News from the FDA/CDC

FDA approves pomalidomide for Kaposi sarcoma


The Food and Drug Administration has granted accelerated approval to pomalidomide (Pomalyst, Bristol-Myers Squibb) for the treatment of AIDS-related Kaposi sarcoma that is resistant to highly active antiretroviral therapy (HAART) or that occurs in HIV-negative patients.

Pomalidomide is the only oral agent and first new treatment option for Kaposi sarcoma in more than 20 years, according to the company.

The drug, a thalidomide analogue, is already marketed for the treatment of multiple myeloma.

Pomalidomide has “shown positive results in Kaposi sarcoma patients, regardless of their HIV status,” said Robert Yarchoan, MD, chief of the HIV and AIDS Malignancy Branch, National Cancer Institute, in a press statement.

The conditional approval is based on the 71% overall response rate observed in a phase 1/2 open-label, single-arm clinical trial that involved 28 patients, 18 of whom were HIV positive and 10 of whom were HIV negative.
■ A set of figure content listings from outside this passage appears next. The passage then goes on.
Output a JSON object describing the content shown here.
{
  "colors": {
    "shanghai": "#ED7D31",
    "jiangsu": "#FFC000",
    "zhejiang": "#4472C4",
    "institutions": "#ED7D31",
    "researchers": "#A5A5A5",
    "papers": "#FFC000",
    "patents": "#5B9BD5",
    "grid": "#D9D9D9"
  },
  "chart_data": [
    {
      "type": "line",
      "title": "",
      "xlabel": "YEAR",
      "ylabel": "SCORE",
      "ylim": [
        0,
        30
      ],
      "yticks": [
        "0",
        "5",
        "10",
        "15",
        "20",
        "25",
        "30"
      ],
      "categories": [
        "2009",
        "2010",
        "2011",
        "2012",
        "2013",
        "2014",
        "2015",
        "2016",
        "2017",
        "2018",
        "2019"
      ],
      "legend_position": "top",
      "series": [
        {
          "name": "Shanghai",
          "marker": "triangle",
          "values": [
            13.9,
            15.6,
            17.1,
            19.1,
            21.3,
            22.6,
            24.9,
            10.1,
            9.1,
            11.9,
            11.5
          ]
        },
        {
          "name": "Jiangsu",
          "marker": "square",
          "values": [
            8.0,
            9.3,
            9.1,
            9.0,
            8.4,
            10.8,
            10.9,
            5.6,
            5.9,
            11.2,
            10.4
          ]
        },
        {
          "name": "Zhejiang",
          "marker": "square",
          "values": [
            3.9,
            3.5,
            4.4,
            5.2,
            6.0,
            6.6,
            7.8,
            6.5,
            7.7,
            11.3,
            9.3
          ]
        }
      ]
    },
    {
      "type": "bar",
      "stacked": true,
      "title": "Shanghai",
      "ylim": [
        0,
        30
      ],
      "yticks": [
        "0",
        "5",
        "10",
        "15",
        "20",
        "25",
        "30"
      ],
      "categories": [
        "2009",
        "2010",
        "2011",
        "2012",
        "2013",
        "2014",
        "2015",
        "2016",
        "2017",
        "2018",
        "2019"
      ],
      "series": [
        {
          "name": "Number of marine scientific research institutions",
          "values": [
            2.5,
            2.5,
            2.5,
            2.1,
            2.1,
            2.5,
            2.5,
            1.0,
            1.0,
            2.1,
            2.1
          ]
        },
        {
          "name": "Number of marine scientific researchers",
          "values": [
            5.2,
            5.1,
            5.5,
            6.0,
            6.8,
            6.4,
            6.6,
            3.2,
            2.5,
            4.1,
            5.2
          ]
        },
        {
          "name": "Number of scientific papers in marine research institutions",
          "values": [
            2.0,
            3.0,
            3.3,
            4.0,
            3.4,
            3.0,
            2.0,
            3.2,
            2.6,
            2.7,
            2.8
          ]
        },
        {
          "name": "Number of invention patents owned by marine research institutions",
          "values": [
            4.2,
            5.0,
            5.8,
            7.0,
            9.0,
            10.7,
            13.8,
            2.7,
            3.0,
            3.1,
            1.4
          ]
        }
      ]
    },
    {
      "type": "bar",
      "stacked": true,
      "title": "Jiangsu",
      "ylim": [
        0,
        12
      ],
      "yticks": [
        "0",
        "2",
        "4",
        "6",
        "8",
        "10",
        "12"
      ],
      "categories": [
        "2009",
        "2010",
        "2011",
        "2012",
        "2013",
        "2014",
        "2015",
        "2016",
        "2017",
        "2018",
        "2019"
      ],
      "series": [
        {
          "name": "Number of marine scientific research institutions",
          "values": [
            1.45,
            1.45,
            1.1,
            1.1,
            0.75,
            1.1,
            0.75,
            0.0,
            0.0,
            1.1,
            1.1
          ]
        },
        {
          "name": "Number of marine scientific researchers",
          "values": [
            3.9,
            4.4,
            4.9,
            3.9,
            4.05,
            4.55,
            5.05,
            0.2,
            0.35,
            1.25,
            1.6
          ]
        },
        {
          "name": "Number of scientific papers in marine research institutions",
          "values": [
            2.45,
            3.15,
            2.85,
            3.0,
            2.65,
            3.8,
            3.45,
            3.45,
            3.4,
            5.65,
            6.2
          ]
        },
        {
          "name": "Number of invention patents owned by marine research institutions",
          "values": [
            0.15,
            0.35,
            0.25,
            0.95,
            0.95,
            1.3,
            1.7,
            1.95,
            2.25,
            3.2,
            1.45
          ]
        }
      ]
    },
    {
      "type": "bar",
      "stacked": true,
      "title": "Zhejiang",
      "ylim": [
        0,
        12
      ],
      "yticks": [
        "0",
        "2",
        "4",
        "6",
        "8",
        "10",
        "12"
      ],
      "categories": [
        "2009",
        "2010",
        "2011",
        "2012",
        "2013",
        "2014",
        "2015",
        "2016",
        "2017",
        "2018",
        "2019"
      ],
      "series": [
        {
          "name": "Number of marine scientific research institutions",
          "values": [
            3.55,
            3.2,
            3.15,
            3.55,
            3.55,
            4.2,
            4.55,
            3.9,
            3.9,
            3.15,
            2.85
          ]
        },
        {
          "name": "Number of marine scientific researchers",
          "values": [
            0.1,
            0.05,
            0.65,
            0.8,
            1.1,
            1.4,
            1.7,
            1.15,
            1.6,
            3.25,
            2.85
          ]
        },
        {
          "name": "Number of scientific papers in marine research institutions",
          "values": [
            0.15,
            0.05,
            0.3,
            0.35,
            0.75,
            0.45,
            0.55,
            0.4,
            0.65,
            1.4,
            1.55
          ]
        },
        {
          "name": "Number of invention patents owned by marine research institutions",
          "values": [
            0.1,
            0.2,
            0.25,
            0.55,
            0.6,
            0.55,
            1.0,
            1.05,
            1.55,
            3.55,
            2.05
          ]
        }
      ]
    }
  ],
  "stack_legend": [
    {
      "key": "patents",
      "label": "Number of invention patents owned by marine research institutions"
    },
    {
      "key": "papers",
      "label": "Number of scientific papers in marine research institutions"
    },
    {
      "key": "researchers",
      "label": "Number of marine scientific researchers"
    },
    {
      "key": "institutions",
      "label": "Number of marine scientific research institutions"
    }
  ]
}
Most of the responses were partial (57%; 16/28); 14% (4/28) were complete. Median duration of response was 12.1 months. Additionally, for half of the patients who showed a response, that response was maintained for more than 12 months.

Patients received 5 mg of pomalidomide once daily for 21 of 28-day cycles until disease progression or unacceptable toxicity occurred.

Permanent discontinuation because of an adverse reaction occurred in 11% (3/28) of patients.

Adverse reactions (≥20%) included maculopapular rash (71%), constipation (71%), fatigue (68%), nausea (36%), diarrhea (32%), cough (29%), dyspnea (29%), peripheral edema (29%), upper respiratory tract infection (29%), muscle spasms (25%), hypothyroidism (21%), dry skin (21%), and chills (21%).

Grade 3 or 4 adverse reactions included maculopapular rash (3.6%), diarrhea (3.6%), and peripheral edema (3.6%).

Grade 3 or 4 laboratory abnormalities (≥5%) that worsened from baseline included decreased absolute neutrophil count (50%), decreased phosphate level (25%), elevated glucose level (7%), and elevated creatine kinase level (7%).

As a thalidomide analogue, pomalidomide includes a boxed warning in the prescribing information; thalidomide is a known human teratogen that causes severe birth defects or embryo-fetal death. Deep vein thrombosis, pulmonary embolism, myocardial infarction, and stroke can occur in patients treated with pomalidomide; thromboprophylaxis is recommended.

Pomalidomide is available only through a restricted distribution program, Pomalyst REMS.